Tafsir de Al-Qurtubi
{قُلۡنَا يَٰنَارُ كُونِي بَرۡدٗا وَسَلَٰمًا عَلَىٰٓ إِبۡرَٰهِيمَ} (69)
Entonces dijo Dios Altísimo —y Él es el más veraz de los que hablan—:
«¡Oh fuego! Sé frescor y paz para Abraham».
Dijeron algunos sabios: Dios puso en él un frescor que eliminaba su calor, y un calor que eliminaba su frialdad, y así se convirtió en paz para él.
Dijo Abū al-ʿĀliya:
Si no hubiera dicho: «frescor y paz», su frialdad habría sido para él más intensa que su calor; y si no hubiera dicho: «para Abraham», su frialdad habría permanecido para siempre.

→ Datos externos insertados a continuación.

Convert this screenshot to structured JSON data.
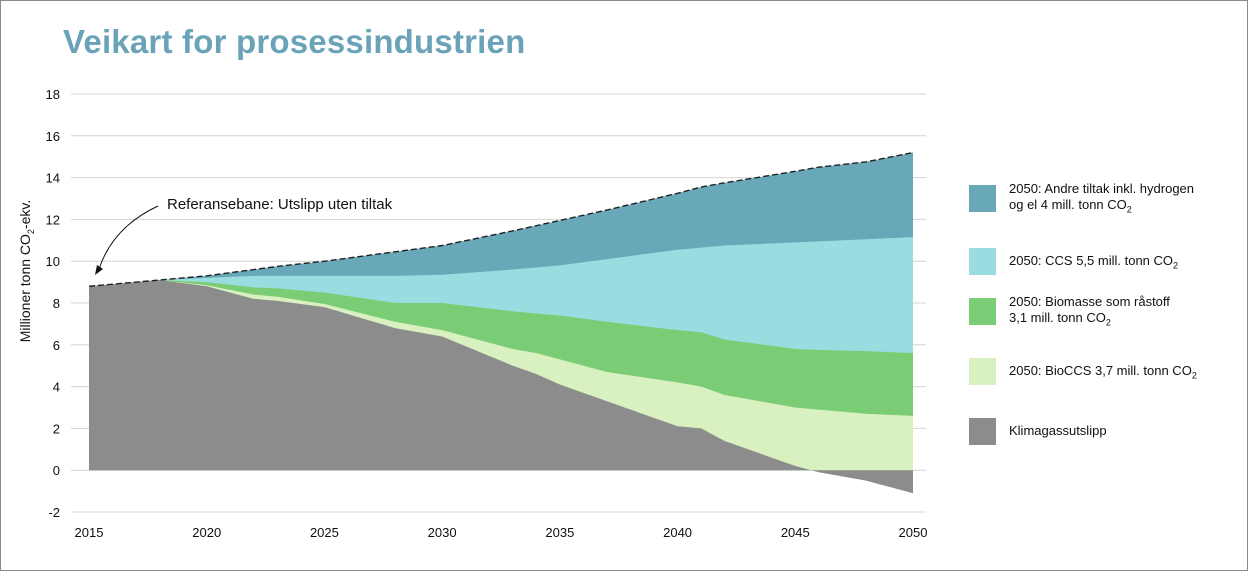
{
  "title": "Veikart for prosessindustrien",
  "chart_data": {
    "type": "area",
    "title": "Veikart for prosessindustrien",
    "xlabel": "",
    "ylabel": "Millioner tonn CO2-ekv.",
    "xlim": [
      2015,
      2050
    ],
    "ylim": [
      -2,
      18
    ],
    "x_ticks": [
      "2015",
      "2020",
      "2025",
      "2030",
      "2035",
      "2040",
      "2045",
      "2050"
    ],
    "y_ticks": [
      "18",
      "16",
      "14",
      "12",
      "10",
      "8",
      "6",
      "4",
      "2",
      "0",
      "-2"
    ],
    "grid": true,
    "legend_position": "right",
    "annotation": "Referansebane: Utslipp uten tiltak",
    "years": [
      2015,
      2018,
      2020,
      2022,
      2023,
      2025,
      2028,
      2030,
      2033,
      2034,
      2035,
      2037,
      2040,
      2041,
      2042,
      2045,
      2046,
      2048,
      2050
    ],
    "series": [
      {
        "name": "Klimagassutslipp",
        "color": "#8c8c8c",
        "values": [
          8.8,
          9.1,
          8.8,
          8.2,
          8.1,
          7.8,
          6.8,
          6.4,
          5.0,
          4.6,
          4.1,
          3.3,
          2.1,
          2.0,
          1.4,
          0.2,
          -0.1,
          -0.5,
          -1.1
        ]
      },
      {
        "name": "2050: BioCCS 3,7 mill. tonn CO",
        "name_sub": "2",
        "color": "#d9f0c0",
        "values": [
          8.8,
          9.1,
          8.85,
          8.4,
          8.3,
          7.95,
          7.1,
          6.7,
          5.8,
          5.6,
          5.3,
          4.7,
          4.2,
          4.0,
          3.6,
          3.0,
          2.9,
          2.7,
          2.6
        ]
      },
      {
        "name": "2050: Biomasse som råstoff 3,1 mill. tonn CO",
        "name_sub": "2",
        "color": "#7acd74",
        "values": [
          8.8,
          9.1,
          9.0,
          8.75,
          8.7,
          8.5,
          8.0,
          8.0,
          7.6,
          7.5,
          7.4,
          7.1,
          6.7,
          6.6,
          6.25,
          5.8,
          5.75,
          5.7,
          5.6
        ]
      },
      {
        "name": "2050: CCS 5,5 mill. tonn CO",
        "name_sub": "2",
        "color": "#9adce0",
        "values": [
          8.8,
          9.1,
          9.2,
          9.3,
          9.3,
          9.3,
          9.3,
          9.35,
          9.6,
          9.7,
          9.8,
          10.1,
          10.55,
          10.65,
          10.75,
          10.9,
          10.95,
          11.05,
          11.15
        ]
      },
      {
        "name": "2050: Andre tiltak inkl. hydrogen og el 4 mill. tonn CO",
        "name_sub": "2",
        "color": "#68a8b8",
        "values": [
          8.8,
          9.1,
          9.3,
          9.6,
          9.75,
          10.0,
          10.45,
          10.75,
          11.45,
          11.7,
          11.95,
          12.45,
          13.25,
          13.55,
          13.75,
          14.3,
          14.5,
          14.75,
          15.2
        ]
      }
    ]
  },
  "legend": [
    {
      "line1": "2050: Andre tiltak inkl. hydrogen",
      "line2": "og el 4 mill. tonn CO",
      "sub": "2",
      "color": "#68a8b8"
    },
    {
      "line1": "2050: CCS 5,5 mill. tonn CO",
      "line2": "",
      "sub": "2",
      "color": "#9adce0"
    },
    {
      "line1": "2050: Biomasse som råstoff",
      "line2": "3,1 mill. tonn CO",
      "sub": "2",
      "color": "#7acd74"
    },
    {
      "line1": "2050: BioCCS 3,7 mill. tonn CO",
      "line2": "",
      "sub": "2",
      "color": "#d9f0c0"
    },
    {
      "line1": "Klimagassutslipp",
      "line2": "",
      "sub": "",
      "color": "#8c8c8c"
    }
  ],
  "ylabel_parts": {
    "pre": "Millioner tonn CO",
    "sub": "2",
    "post": "-ekv."
  }
}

Y mencionaron algunos sabios:
que Dios Altísimo hizo descender una zarbiyya
[11295] procedente del Paraíso, y la extendió en el fuego del Infierno;
y que Dios hizo descender ángeles: Gabriel, Miguel, el ángel del frescor y el ángel de la paz.

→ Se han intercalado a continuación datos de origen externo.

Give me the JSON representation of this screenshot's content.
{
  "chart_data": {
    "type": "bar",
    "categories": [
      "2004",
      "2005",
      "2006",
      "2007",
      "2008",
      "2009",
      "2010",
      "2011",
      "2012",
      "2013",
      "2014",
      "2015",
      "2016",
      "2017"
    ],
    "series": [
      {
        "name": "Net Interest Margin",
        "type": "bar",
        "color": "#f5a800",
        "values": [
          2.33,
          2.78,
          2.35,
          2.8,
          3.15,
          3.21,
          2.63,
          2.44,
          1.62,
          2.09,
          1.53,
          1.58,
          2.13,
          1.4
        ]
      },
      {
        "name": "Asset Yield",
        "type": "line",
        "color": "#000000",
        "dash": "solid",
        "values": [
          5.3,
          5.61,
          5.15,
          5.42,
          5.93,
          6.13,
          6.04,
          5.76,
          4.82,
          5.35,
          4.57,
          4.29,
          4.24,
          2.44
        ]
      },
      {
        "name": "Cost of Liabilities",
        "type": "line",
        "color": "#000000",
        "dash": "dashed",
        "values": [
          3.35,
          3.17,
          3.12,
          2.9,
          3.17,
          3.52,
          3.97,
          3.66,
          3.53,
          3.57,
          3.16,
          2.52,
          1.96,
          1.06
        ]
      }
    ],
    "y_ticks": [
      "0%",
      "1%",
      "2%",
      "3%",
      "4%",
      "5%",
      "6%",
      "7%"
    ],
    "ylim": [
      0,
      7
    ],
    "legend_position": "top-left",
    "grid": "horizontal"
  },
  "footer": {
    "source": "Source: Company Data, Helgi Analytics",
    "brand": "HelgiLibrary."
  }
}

Y dijeron ʿAlī e Ibn ʿAbbās:
si a su frescor no le hubiera seguido la paz, Abraham habría muerto por su frialdad; y no quedó aquel día fuego alguno sino que se apagó, creyendo que se refería a él.
Dijo al-Suddī:
Dios ordenó a cada leño de un árbol que regresara a su árbol y arrojara su fruto.
Y dijeron Kaʿb y Qatāda:
el fuego no quemó de Abraham sino sus ataduras. Permaneció en el fuego siete días; nadie podía acercarse al fuego; luego vinieron y he aquí que estaba en pie, orando.
Y dijo al-Minhāl b. ʿAmr: dijo Abraham:
«No hubo días en los que yo estuviera más en bienestar que los días en que estuve en el fuego».
Y dijeron Kaʿb, Qatāda y al-Zuhrī:
no quedó aquel día bestia alguna sin que apagara de él el fuego, excepto el geco, pues soplaba sobre él; por eso el Mensajero de Dios —Dios le bendiga y le conceda paz— ordenó matarlo y lo llamó fuwaysiqa.
Y dijo Shuʿayb al-Ḥamānī:
Abraham fue arrojado al fuego cuando tenía dieciséis años.
Y dijo Ibn Jurayj:
Abraham fue arrojado al fuego cuando tenía veintiséis años. El primero lo mencionó al-Thaʿlabī, y el segundo al-Māwardī; y Dios sabe más.
Y dijo al-Kalbī:
se enfriaron todos los fuegos de la tierra, y no cocieron ni una pata; y Nimrod lo vio desde el palacio, sentado en el trono, acompañado por el ángel de la sombra.
Entonces dijo:
«¡Qué excelente Señor es tu Señor! Le ofreceré en sacrificio cuatro mil vacas»; y desistió de él.
Notas y Referencias
[11295] zarbiyya: la alfombrilla (ṭunfusa); y se ha dicho: la estera con pelo (o felpa). Su zāy es con tres puntos.